If you’re one of those who unwraps a bouquet and then gets a sinking feeling as you know the flowers are going to flop as you drop them into the vase, read on dear reader as I am going to give you some simple step by step lessons on how to “do the flowers” for a vase or jug at home.
This week is British Flower Week and florists and growers are taking great pleasure in highlighting the joys of using UK grown flowers in preference to those grown further afield. With this in mind, there’s no better place to start with than your own back garden.
I have wandered around my (very average) garden with a pair of snips and have chosen some common or garden flowers you may well have growing in your own back yard, including a few weeds which scrub up quite nicely and add a bit of froth or splash of colour to your arrangement!
I have lots of Alchemilla Mollis otherwise known as “ladies mantle” – a soft green leafy plant with lime green flowers. I use it as foliage to fill out an arrangement; greenery is your friend as it holds all the other flowers in place – you could use any green leaf.
Using foliage will also separate the flowers and allow each pretty bloom to really show off. My Alchemilla Mollis looks particularly good with bright red, yellow and purple so I’ve chosen a few poppies, geraniums and buttercups to create a very country garden feel to my vase arrangement.
I’ve also cut rather a lot of flowering ground elder which is a weed by any other name and one I constantly battle with keeping in check in the flower beds. This week it has flowered so I’m using it like cow parsley, next week I shall set to and pull as much of it up as possible because it’s very pervasive and smothers other plants in the garden.
I’ve also picked roses alongside salvia, buttercups, geraniums and geums which also grow in abundance in what is otherwise a very scruffy garden! As you cut the flowers and foliage, put the stems into a bucket of water. When cutting flowers from your own garden, take a few here and there so as to not leave gaps in the borders. One, two or three stems at most will be more than enough for a simple vase arrangement.

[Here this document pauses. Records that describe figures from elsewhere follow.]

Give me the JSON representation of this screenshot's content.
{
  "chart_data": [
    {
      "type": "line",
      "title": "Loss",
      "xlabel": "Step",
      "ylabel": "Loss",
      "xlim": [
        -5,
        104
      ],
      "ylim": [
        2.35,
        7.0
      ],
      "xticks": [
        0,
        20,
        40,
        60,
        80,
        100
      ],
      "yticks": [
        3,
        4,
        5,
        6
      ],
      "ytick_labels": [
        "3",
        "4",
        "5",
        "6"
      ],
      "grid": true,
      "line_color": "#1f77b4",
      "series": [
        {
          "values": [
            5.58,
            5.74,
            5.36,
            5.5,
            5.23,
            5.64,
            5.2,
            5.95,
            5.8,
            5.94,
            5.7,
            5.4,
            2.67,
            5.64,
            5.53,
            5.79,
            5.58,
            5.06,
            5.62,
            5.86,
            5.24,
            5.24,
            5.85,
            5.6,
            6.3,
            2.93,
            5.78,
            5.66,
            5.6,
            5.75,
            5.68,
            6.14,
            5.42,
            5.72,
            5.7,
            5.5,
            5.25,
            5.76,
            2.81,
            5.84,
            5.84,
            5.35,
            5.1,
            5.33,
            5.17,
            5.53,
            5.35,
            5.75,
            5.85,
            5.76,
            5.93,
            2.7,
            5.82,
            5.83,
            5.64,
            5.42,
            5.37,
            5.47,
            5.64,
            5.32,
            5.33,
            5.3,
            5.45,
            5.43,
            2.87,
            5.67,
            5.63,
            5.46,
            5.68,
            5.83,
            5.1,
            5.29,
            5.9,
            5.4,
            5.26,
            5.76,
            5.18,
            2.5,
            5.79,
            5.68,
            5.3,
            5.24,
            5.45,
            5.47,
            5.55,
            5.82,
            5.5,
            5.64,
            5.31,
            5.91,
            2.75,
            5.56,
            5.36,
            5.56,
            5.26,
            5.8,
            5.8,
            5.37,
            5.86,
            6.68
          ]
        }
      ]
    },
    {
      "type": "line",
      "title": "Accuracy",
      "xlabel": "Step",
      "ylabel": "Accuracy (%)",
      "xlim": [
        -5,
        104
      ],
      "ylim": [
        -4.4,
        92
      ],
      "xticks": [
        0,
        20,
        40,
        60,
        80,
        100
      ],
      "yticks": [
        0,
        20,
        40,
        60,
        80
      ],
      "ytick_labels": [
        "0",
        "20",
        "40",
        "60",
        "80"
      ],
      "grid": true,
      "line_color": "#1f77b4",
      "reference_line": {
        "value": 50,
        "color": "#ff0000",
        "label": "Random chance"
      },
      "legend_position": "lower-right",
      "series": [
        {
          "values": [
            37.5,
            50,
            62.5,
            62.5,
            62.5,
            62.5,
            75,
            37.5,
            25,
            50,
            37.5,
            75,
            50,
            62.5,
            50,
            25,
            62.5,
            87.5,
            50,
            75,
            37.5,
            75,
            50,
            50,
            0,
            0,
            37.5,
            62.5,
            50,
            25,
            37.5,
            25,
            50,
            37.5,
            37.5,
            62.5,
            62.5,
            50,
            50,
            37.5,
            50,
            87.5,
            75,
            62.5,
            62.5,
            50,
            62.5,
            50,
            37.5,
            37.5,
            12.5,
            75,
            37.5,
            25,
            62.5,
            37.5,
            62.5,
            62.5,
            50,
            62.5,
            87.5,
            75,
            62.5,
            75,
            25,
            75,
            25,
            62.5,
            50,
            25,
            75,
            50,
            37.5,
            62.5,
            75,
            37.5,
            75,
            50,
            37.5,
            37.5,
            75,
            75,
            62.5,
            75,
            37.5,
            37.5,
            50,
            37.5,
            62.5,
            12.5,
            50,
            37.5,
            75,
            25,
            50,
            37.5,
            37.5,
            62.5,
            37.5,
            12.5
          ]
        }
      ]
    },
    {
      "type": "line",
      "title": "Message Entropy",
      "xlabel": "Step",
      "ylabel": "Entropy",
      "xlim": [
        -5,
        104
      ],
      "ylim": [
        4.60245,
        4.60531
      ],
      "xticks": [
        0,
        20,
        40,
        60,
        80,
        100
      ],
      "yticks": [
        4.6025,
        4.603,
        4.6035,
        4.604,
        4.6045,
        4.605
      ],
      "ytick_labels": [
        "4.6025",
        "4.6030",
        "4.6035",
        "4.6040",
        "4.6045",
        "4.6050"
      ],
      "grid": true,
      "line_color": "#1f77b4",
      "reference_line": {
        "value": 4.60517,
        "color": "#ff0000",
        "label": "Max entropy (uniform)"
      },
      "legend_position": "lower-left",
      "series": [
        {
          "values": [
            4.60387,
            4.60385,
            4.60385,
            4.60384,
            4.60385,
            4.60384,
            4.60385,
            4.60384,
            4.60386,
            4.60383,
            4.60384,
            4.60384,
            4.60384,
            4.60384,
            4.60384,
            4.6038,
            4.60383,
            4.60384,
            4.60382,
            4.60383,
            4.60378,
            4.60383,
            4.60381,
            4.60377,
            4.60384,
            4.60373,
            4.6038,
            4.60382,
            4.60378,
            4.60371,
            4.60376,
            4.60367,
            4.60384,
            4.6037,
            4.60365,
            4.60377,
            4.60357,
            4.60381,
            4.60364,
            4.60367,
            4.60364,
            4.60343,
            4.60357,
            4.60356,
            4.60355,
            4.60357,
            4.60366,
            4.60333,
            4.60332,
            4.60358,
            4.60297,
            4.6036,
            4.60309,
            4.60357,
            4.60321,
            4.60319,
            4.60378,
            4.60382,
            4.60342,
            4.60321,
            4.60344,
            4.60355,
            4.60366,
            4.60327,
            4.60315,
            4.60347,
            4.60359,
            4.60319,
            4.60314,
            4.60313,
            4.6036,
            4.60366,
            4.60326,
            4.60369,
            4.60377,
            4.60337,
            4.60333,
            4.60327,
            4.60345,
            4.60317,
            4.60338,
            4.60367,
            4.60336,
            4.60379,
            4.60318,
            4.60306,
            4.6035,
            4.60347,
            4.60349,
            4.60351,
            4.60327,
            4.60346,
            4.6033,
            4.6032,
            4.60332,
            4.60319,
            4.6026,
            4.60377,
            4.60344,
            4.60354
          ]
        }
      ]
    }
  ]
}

1. Choose a vase or a favourite vessel to arrange your flowers in.
2. Take off the lower leaves and side shoots from your flowers and foliage so the stems are relatively leaf-free and clean. Have some string ready to tie your bouquet to stop it falling apart. Fill your vase with water.
3. Start with a few stems of greenery gently held in your hand and add a few flowers. After you’ve added each flower to the bunch, turn your posy and add another flower turning, before adding flower or greenery as you go.
4. Tie your stems with the string.
5. Cut the stems to fit the height of the vase. To do this hold the bouquet up alongside the vase and see where the widest part of the bouquet is – this needs to be at the rim of the vase. It may require cutting the stems quite short for a smaller vase but the overall effect will be balanced and the flowers will not tip over in the vase if they are cut to fit the vase.
The string will hold the bouquet together and stop the flowers falling to the sides of the vase or jug.
6. An alternative to tying a bouquet is to use some clear tape across the top of the vase.
7. Add in the greenery and then the flowers – a variety at a time, making sure you have distributed your colours evenly around the vase in thirds, halves or quarters depending on the number of flowers you have. The clear sticky tape will hold the stems in place.
8. Turn the vase each time you place a flower or leaf. If, like my arrangement, you have just one stem of something, think about where the vase is to be placed and if there is a back or a front to your vase. If it’s on a table, perhaps it need to be more central in the arrangement so it will be veiwed from all sides.
British Flower week: June 13 – 17th 2016 is a Covent Garden Flower Market Initiative. Its aim is to draw attention to the flourishing trade in British Grown flowers.